3. 3. An automatic signal level control system as claimed in claim 2 wherein the reference voltage is adjustable to permit manual control of the desired minimum signal level.
4. 4. An automatic signal level control system as claimed in any one of Claims 1 to 3, wherein variations in the amplitude level of the signal are converted into a unidirectional voltage varying in amplitude therewith, before application to the minimum level detecting means.
5. 5. An automatic signal level control system as claimed in any one of Claims to 4, wherein the minimum level detecting means is arranged to detect the minimum amplitude level of the signal at the output side of the amplifying means, whereby to effect feedback control of the gain of the amplifying means.

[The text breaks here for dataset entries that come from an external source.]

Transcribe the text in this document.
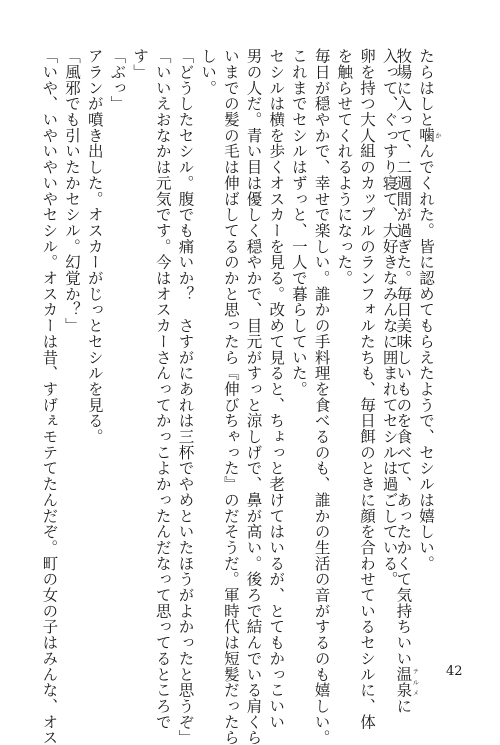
たらはしと噛 かんでくれた。皆に認めてもらえたようで、セシルは嬉しい。
牧場に入って、二週間が過ぎた。毎日美味しいものを食べて、あったかくて気持ちいい温泉 テルメに
入って、ぐっすり寝て、大好きなみんなに囲まれてセシルは過ごしている。
卵を持つ大人組のカップルのランフォルたちも、毎日餌のときに顔を合わせているセシルに、体
を触らせてくれるようになった。
毎日が穏やかで、幸せで楽しい。誰かの手料理を食べるのも、誰かの生活の音がするのも嬉しい。
これまでセシルはずっと、一人で暮らしていた。
セシルは横を歩くオスカーを見る。改めて見ると、ちょっと老けてはいるが、とてもかっこいい
男の人だ。青い目は優しく穏やかで、目元がすっと涼しげで、鼻が高い。後ろで結んでいる肩くら
いまでの髪の毛は伸ばしてるのかと思ったら『伸びちゃった』のだそうだ。軍時代は短髪だったら
しい。
「どうしたセシル。腹でも痛いか？　さすがにあれは三杯でやめといたほうがよかったと思うぞ」
「いいえおなかは元気です。今はオスカーさんってかっこよかったんだなって思ってるところで
す」
「ぶっ」
アランが噴き出した。オスカーがじっとセシルを見る。
「風邪でも引いたかセシル。幻覚か？」
「いや、いやいやいやセシル。オスカーは昔、すげぇモテてたんだぞ。町の女の子はみんな、オス	42
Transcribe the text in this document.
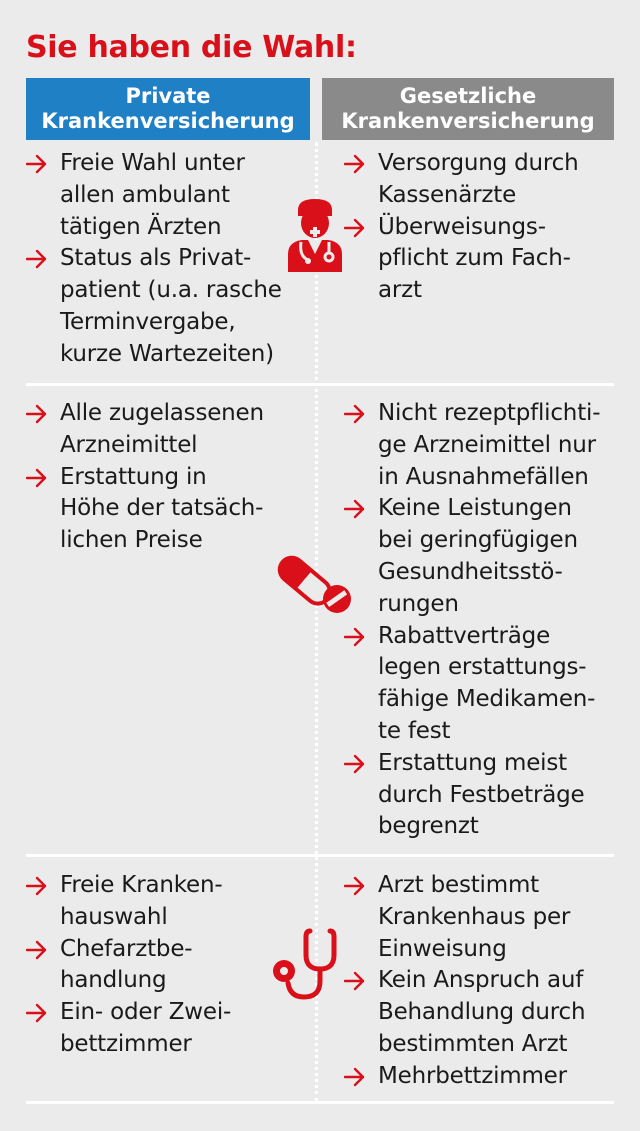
Sie haben die Wahl:
Private
Krankenversicherung
Gesetzliche
Krankenversicherung
Freie Wahl unter
allen ambulant
tätigen Ärzten
Status als Privat-
patient (u.a. rasche
Terminvergabe,
kurze Wartezeiten)
Versorgung durch
Kassenärzte
Überweisungs-
pflicht zum Fach-
arzt
Alle zugelassenen
Arzneimittel
Erstattung in
Höhe der tatsäch-
lichen Preise
Nicht rezeptpflichti-
ge Arzneimittel nur
in Ausnahmefällen
Keine Leistungen
bei geringfügigen
Gesundheitsstö-
rungen
Rabattverträge
legen erstattungs-
fähige Medikamen-
te fest
Erstattung meist
durch Festbeträge
begrenzt
Freie Kranken-
hauswahl
Chefarztbe-
handlung
Ein- oder Zwei-
bettzimmer
Arzt bestimmt
Krankenhaus per
Einweisung
Kein Anspruch auf
Behandlung durch
bestimmten Arzt
Mehrbettzimmer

6. 6. An automatic signal level control system as claimed in any one of Claims 1 to 4, wherein the minimum level detecting means is arranged to detect the minimum amplitude level of the signal at the input side of the amplifying means, whereby to effect feedforward control of the gain of the amplifying means.
7. 7. An automatic signal level control system substantially as shown in, and as hereinbefore described with reference to, Figure 1 or Figure 2 of the drawing accompanying the Provisional Specification.